Interlaced double herringbone stitch. I read quite a few tutorials on this stitch. It can get confusing, very confusing. This one (http://www.embroidery.rocksea.org/stitch/herringbone-stitch/interlaced-herringbone-stitch/) made the most sense to me. With both the herringbone stitches and the interlacing, beginning and ending threads was a big pain in the tush. I have not perfected it by any means, and I’ve tried several methods. Do your best to work the end back into the fabric and tie it in a solid knot, and then snip off the ends. It’s not the best way, I am sure. But with the center fabric not meeting in the middle, it’s not easy to work the threads back into the previous stitches.
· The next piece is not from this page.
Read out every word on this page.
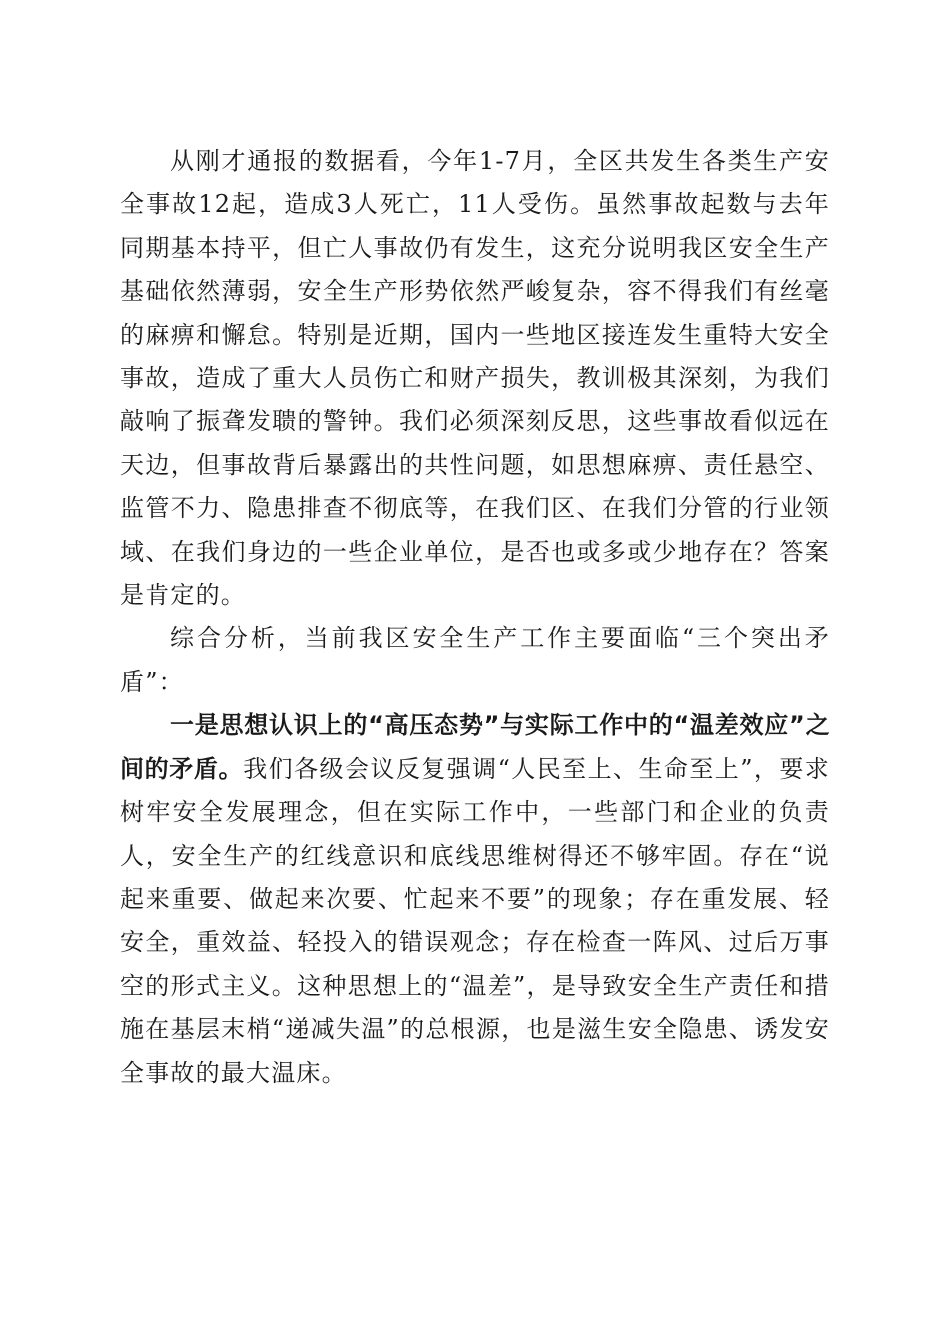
从刚才通报的数据看，今年1-7月，全区共发生各类生产安全事故12起，造成3人死亡，11人受伤。虽然事故起数与去年同期基本持平，但亡人事故仍有发生，这充分说明我区安全生产基础依然薄弱，安全生产形势依然严峻复杂，容不得我们有丝毫的麻痹和懈怠。特别是近期，国内一些地区接连发生重特大安全事故，造成了重大人员伤亡和财产损失，教训极其深刻，为我们敲响了振聋发聩的警钟。我们必须深刻反思，这些事故看似远在天边，但事故背后暴露出的共性问题，如思想麻痹、责任悬空、监管不力、隐患排查不彻底等，在我们区、在我们分管的行业领域、在我们身边的一些企业单位，是否也或多或少地存在？答案是肯定的。

综合分析，当前我区安全生产工作主要面临“三个突出矛盾”：

一是思想认识上的“高压态势”与实际工作中的“温差效应”之间的矛盾。我们各级会议反复强调“人民至上、生命至上”，要求树牢安全发展理念，但在实际工作中，一些部门和企业的负责人，安全生产的红线意识和底线思维树得还不够牢固。存在“说起来重要、做起来次要、忙起来不要”的现象；存在重发展、轻安全，重效益、轻投入的错误观念；存在检查一阵风、过后万事空的形式主义。这种思想上的“温差”，是导致安全生产责任和措施在基层末梢“递减失温”的总根源，也是滋生安全隐患、诱发安全事故的最大温床。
Leave about 1″ of the center (near the edge to be gathered) unconnected.

Gather the bottom edge by making two sets of running stitches about 5 mm apart along the bottom edge.

Pull the gathers until the bottom edge is about 3 to 3 1/2 inches by pulling both sets of running stitches.

I took a bit of linen fabric, hemmed it and sewed it to the gathers to keep them nice and tight. My stitches are horrid at this point, but it was about 3 am the night before the event that I entered this piece into. It’s never a good idea to try and stay up all night to finish an item. It’s better simply to enter it at a later date. Lesson learned!

The front band.

The embroidery on the front band looks like a series of hexagons. This was achieved using 4 parallel rows of “V” shaped stitches. Isis and Camilla suggest that the design was made like this:

(Dahl p139)

It’s a basic counted thread stitch, meaning you count the threads up or down and over to get the design. The fabric I chose did not have an even weave, so I did the best I could. Counted thread is not my best stitch. One thing I did learn is that cutting the strip isn’t the best idea. I cut about a 1 1/4″ of fabric so that I would use 1/4″ on each side for the hem and have 3/4″ for the band.

If you look closely, my embroidery is getting closer and closer to the edge. Rip your fabric, don’t cut it.  Or pull out one thread and cut along that line. Link for help.

My next attempt was much more parallel.

Again, I’m not terribly proud of my 3am stitching, but it got the job done.

The tie is a simple hand-sewn tie. It’s about 4 feet long, but it can be shorter or longer depending on your head and the amount of hair you have. Attach one end, wrap it around your head as shown in the picture, and pin it where it looks right. Do some light tacking and wear it once or twice to see if it’s the right length before snipping off the extra and sewing it a bit more securely.

And it’s done!!

I definitely need to shove some fake hair into the back to give it the fullness, but I’m very happy with the way it turned out.